Este artigo traz à baila algumas práticas impróprias e ilegais adotadas por empresas na sua relação de poder com os empregados que configuram o assédio moral organizacional, além de estabelecer as distinções pertinentes relativas aos tipos ou formas de assédio moral e a Síndrome de Burnout.

Ressalta-se, no presente trabalho, o caráter abusivo e violador da dignidade do empregado pelo empregador e o estabelecimento de proibições ou de limitações para o tempo de uso do banheiro. Questiona-se, por óbvio, a validade e a legalidade de tais práticas erigidas pelo empregador no que tange ao respeito e à inviolabilidade dos direitos básicos do empregado com base na proteção à dignidade humana resguardada pela Constituição Federal de 1988.

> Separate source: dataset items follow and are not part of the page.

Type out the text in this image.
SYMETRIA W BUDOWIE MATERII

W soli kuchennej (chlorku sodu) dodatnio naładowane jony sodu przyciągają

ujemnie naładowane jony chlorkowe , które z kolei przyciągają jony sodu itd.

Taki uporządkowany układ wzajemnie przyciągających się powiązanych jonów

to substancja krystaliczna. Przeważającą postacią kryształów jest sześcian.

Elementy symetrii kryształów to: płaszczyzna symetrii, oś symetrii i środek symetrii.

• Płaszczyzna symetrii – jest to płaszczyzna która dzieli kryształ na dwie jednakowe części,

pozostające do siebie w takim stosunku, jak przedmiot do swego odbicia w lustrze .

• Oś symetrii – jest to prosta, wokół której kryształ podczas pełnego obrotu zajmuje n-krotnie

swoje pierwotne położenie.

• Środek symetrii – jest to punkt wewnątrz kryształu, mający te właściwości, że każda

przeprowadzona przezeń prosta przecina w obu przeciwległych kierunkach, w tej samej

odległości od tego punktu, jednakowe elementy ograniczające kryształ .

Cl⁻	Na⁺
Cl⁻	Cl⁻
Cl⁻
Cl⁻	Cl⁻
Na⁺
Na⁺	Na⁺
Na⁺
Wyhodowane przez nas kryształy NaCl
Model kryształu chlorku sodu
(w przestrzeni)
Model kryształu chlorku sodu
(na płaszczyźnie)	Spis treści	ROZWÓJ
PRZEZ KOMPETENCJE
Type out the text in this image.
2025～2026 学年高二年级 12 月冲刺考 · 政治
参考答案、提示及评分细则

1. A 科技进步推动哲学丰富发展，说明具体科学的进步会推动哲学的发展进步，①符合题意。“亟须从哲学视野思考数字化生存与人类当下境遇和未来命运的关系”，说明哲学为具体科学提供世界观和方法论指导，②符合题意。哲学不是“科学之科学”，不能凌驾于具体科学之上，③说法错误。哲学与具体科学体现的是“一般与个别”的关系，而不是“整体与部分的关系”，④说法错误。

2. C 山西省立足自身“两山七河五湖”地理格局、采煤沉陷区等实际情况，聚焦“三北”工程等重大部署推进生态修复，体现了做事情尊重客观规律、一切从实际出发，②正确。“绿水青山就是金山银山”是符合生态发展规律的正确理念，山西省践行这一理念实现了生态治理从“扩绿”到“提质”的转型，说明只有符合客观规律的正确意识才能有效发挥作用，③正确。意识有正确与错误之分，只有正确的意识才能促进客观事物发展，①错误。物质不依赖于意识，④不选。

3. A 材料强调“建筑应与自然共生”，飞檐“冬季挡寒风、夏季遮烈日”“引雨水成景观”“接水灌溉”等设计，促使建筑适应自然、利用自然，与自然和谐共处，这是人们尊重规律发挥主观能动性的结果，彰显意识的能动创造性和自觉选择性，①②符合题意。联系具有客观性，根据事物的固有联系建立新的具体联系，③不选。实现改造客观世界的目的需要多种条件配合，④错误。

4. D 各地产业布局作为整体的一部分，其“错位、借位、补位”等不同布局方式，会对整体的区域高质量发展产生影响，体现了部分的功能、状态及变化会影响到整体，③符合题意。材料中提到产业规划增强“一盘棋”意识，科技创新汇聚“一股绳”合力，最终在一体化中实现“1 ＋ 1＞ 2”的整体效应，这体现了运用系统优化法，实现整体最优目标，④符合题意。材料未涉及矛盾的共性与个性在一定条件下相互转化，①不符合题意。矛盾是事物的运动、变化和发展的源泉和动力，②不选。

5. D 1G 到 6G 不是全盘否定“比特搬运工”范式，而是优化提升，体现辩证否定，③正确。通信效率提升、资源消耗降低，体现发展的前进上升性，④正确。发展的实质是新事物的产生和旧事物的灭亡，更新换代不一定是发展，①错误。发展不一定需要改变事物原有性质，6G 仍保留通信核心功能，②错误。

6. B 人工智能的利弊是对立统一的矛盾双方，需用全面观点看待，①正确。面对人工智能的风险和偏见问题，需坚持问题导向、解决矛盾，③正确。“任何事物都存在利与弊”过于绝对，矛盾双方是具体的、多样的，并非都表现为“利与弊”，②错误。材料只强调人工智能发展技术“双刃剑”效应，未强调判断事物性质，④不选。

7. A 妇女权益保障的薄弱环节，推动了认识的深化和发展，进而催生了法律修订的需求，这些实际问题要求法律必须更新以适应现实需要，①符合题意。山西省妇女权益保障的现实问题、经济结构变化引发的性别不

Defende-se, ainda, nesta oportunidade, o instituto da inversão do ônus da prova quando o trabalhador se encontrar em real dificuldade para demonstrar o dano moral sofrido em decorrência da prática de assédio moral, seja ele individual ou organizacional.

1. Assédio moral organizacional

Além do assédio moral individual, que tem como objetivo a exclusão da vítima do mundo do trabalho, discriminando-a perante o grupo, há também o assédio moral denominado organizacional. Este último tem por objetivo a sujeição de um grupo de trabalhadores às agressivas políticas mercantilistas da empresa por meio do estabelecimento abusivo de metas.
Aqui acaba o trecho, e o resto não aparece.